A claim completely contradicted by the evidence. For the umpteenth time, he did not "abscond" to Russia, he was stranded there by the USG, no doubt so it could constantly repeat this damning bullshit. And no one, not even the NSA, has shown any harm from anything that has been published from the files he stole.
True whistleblowers use the well-established and discreet processes in place to voice grievances; they do not put American lives at risk.

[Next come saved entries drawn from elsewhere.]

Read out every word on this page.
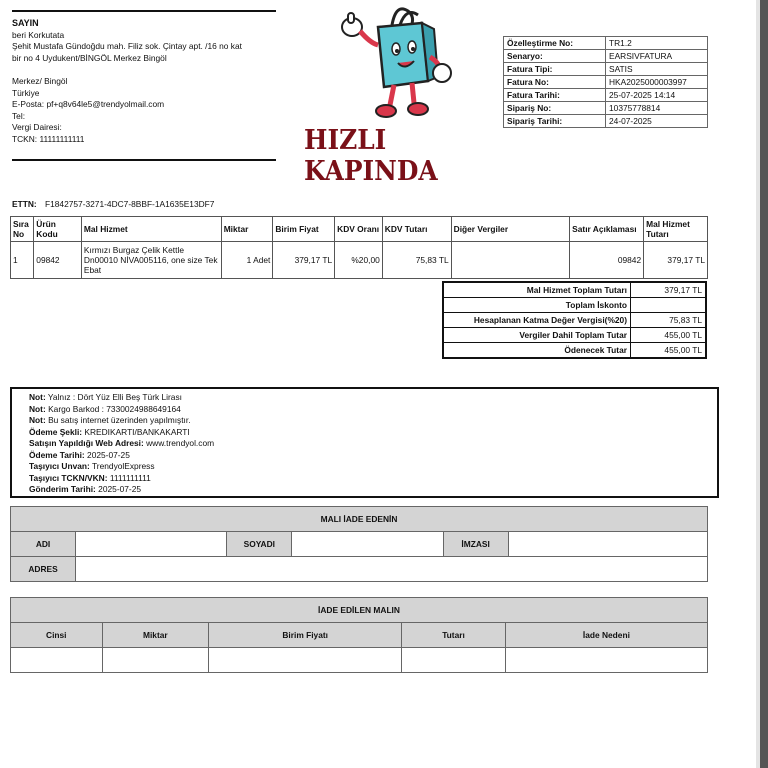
SAYIN
beri Korkutata
Şehit Mustafa Gündoğdu mah. Filiz sok. Çintay apt. /16 no kat
bir no 4 Uydukent/BİNGÖL Merkez Bingöl
Merkez/ Bingöl
Türkiye
E-Posta: pf+q8v64le5@trendyolmail.com
Tel:
Vergi Dairesi:
TCKN: 11111111111	HIZLI KAPINDA
Özelleştirme No:	TR1.2
Senaryo:	EARSIVFATURA
Fatura Tipi:	SATIS
Fatura No:	HKA2025000003997
Fatura Tarihi:	25-07-2025 14:14
Sipariş No:	10375778814
Sipariş Tarihi:	24-07-2025
ETTN: F1842757-3271-4DC7-8BBF-1A1635E13DF7
Sıra No	Ürün Kodu	Mal Hizmet	Miktar	Birim Fiyat	KDV Oranı	KDV Tutarı	Diğer Vergiler	Satır Açıklaması	Mal Hizmet Tutarı
1	09842	Kırmızı Burgaz Çelik Kettle Dn00010 NİVA005116, one size Tek Ebat	1 Adet	379,17 TL	%20,00	75,83 TL		09842	379,17 TL
Mal Hizmet Toplam Tutarı	379,17 TL
Toplam İskonto	
Hesaplanan Katma Değer Vergisi(%20)	75,83 TL
Vergiler Dahil Toplam Tutar	455,00 TL
Ödenecek Tutar	455,00 TL
Not: Yalnız : Dört Yüz Elli Beş Türk Lirası
Not: Kargo Barkod : 7330024988649164
Not: Bu satış internet üzerinden yapılmıştır.
Ödeme Şekli: KREDIKARTI/BANKAKARTI
Satışın Yapıldığı Web Adresi: www.trendyol.com
Ödeme Tarihi: 2025-07-25
Taşıyıcı Unvan: TrendyolExpress
Taşıyıcı TCKN/VKN: 1111111111
Gönderim Tarihi: 2025-07-25
MALI İADE EDENİN					
ADI		SOYADI		İMZASI	
ADRES					
İADE EDİLEN MALIN				
Cinsi	Miktar	Birim Fiyatı	Tutarı	İade Nedeni
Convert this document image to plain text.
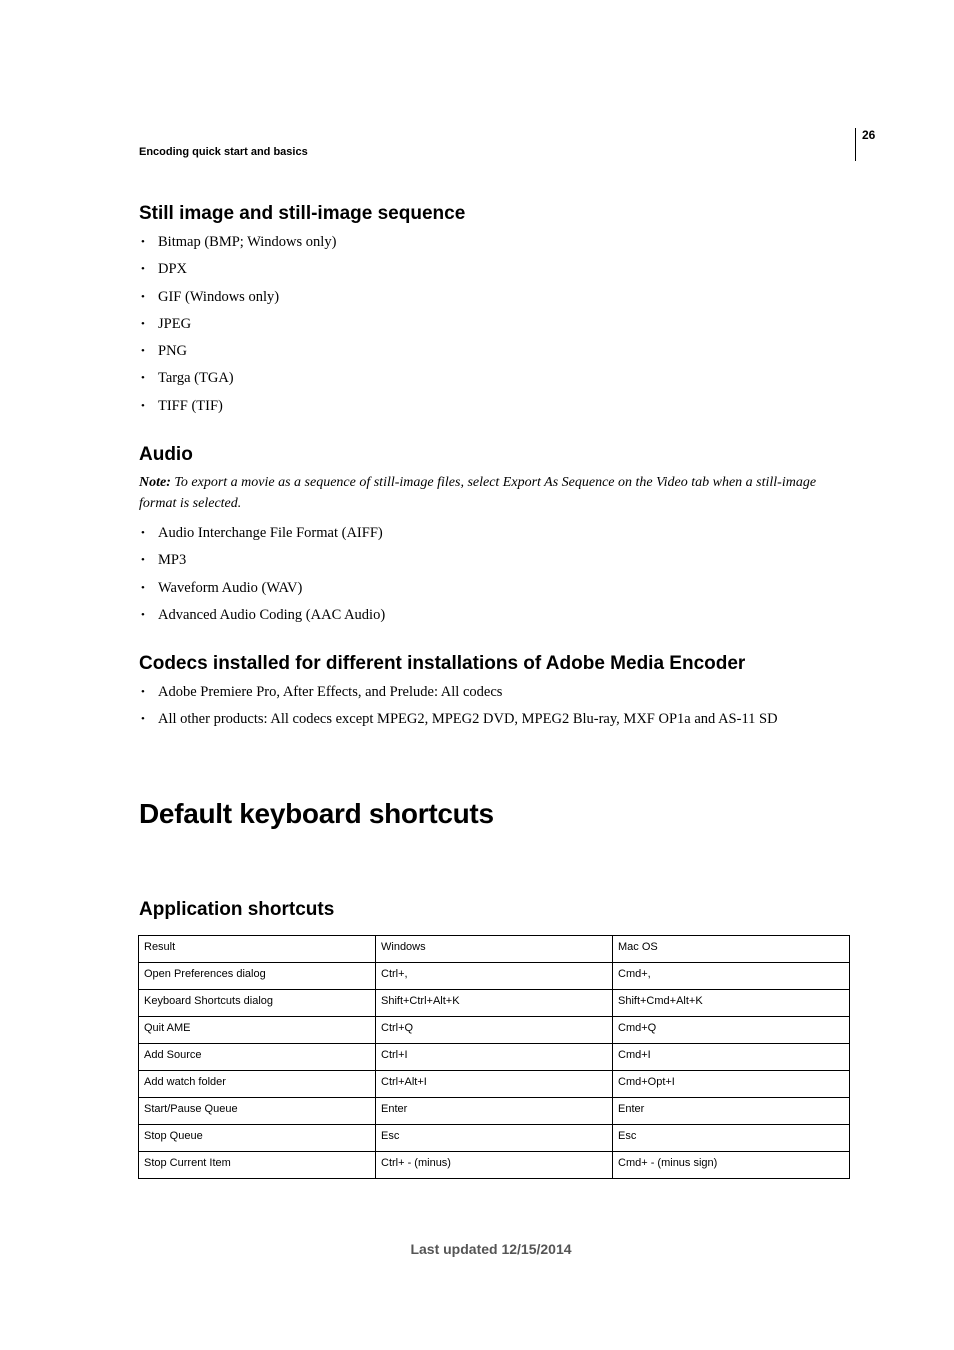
26
Encoding quick start and basics
Still image and still-image sequence
• Bitmap (BMP; Windows only)
• DPX
• GIF (Windows only)
• JPEG
• PNG
• Targa (TGA)
• TIFF (TIF)
Audio

Note: To export a movie as a sequence of still-image files, select Export As Sequence on the Video tab when a still-image format is selected.

• Audio Interchange File Format (AIFF)
• MP3
• Waveform Audio (WAV)
• Advanced Audio Coding (AAC Audio)
Codecs installed for different installations of Adobe Media Encoder
• Adobe Premiere Pro, After Effects, and Prelude: All codecs
• All other products: All codecs except MPEG2, MPEG2 DVD, MPEG2 Blu-ray, MXF OP1a and AS-11 SD
Default keyboard shortcuts
Application shortcuts
Result	Windows	Mac OS
Open Preferences dialog	Ctrl+,	Cmd+,
Keyboard Shortcuts dialog	Shift+Ctrl+Alt+K	Shift+Cmd+Alt+K
Quit AME	Ctrl+Q	Cmd+Q
Add Source	Ctrl+I	Cmd+I
Add watch folder	Ctrl+Alt+I	Cmd+Opt+I
Start/Pause Queue	Enter	Enter
Stop Queue	Esc	Esc
Stop Current Item	Ctrl+ - (minus)	Cmd+ - (minus sign)
Last updated 12/15/2014
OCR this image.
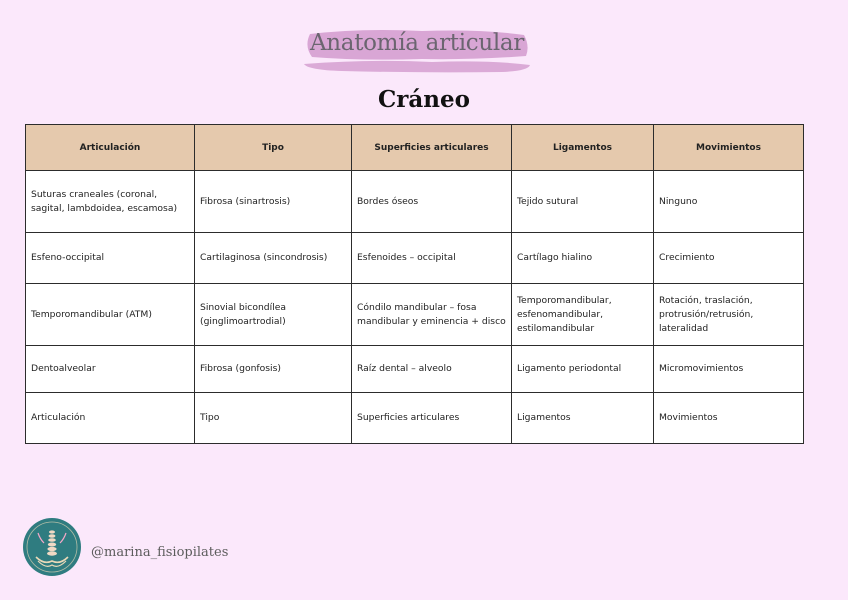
Anatomía articular
Cráneo
Articulación	Tipo	Superficies articulares	Ligamentos	Movimientos
Suturas craneales (coronal, sagital, lambdoidea, escamosa)	Fibrosa (sinartrosis)	Bordes óseos	Tejido sutural	Ninguno
Esfeno-occipital	Cartilaginosa (sincondrosis)	Esfenoides – occipital	Cartílago hialino	Crecimiento
Temporomandibular (ATM)	Sinovial bicondílea (ginglimoartrodial)	Cóndilo mandibular – fosa mandibular y eminencia + disco	Temporomandibular, esfenomandibular, estilomandibular	Rotación, traslación, protrusión/retrusión, lateralidad
Dentoalveolar	Fibrosa (gonfosis)	Raíz dental – alveolo	Ligamento periodontal	Micromovimientos
Articulación	Tipo	Superficies articulares	Ligamentos	Movimientos
@marina_fisiopilates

Only their own. As John Kiriakou. Ask Bill Binney. Ask Kirk Wiebe. Ask Thomas Drake.
Even those who often benefit from Assange’s leaks have called him out for his overblown statements. The Intercept, which in the past has gleefully reported on unauthorized disclosures, accused WikiLeaks in late March of “stretching the facts” in its comments about CIA. In the same article, the Intercept added that the documents were “not worth the concern WikiLeaks generated by its public comments.”
"Gleefully."
Following a recent WikiLeaks disclosure, an al Qa’ida in the Arabian Peninsula member posted a comment online thanking WikiLeaks for providing a means to fight America in a way that AQAP had not previously envisioned.
Sure. That sounds just like something a real al Qaeda "member" would do.
No, Julian Assange and his kind are not the slightest bit interested in improving civil liberties or enhancing personal freedom. They have pretended that America’s First Amendment freedoms shield them from justice. They may have believed that, but they are wrong.
That sounds a bit ominous.
So we face a crucial question: What can we do about this? What can and should CIA, the United States, and our allies do about the unprecedented challenge posed by these hostile non-state intelligence agencies?
1) Start by rebranding them as "hostile non-state intelligence agencies."
First, it is high time we called out those who grant a platform to these leakers and so-called transparency activists. We know the danger that Assange and his not-so-merry band of brothers pose to democracies around the world. Ignorance or misplaced idealism is no longer an acceptable excuse for lionizing these demons.
2) Call them demons and paint not only journalists who report leaks (give them a platform), but people who believe what Wikileaks does is good for democracy, with the same brush.
Third, we have to recognize that we can no longer allow Assange and his colleagues the latitude to use free speech values against us.
3) Talk about free speech values as something that can be used against honest people, and therefore as something dangerous.
And finally—and perhaps most importantly—we need to deepen the trust between the Intelligence Community and the citizens we strive to protect.
That one's a little harder. But I'm sure the CIA is up to the challenge.

 ...but hey, do what you want...you will anyway.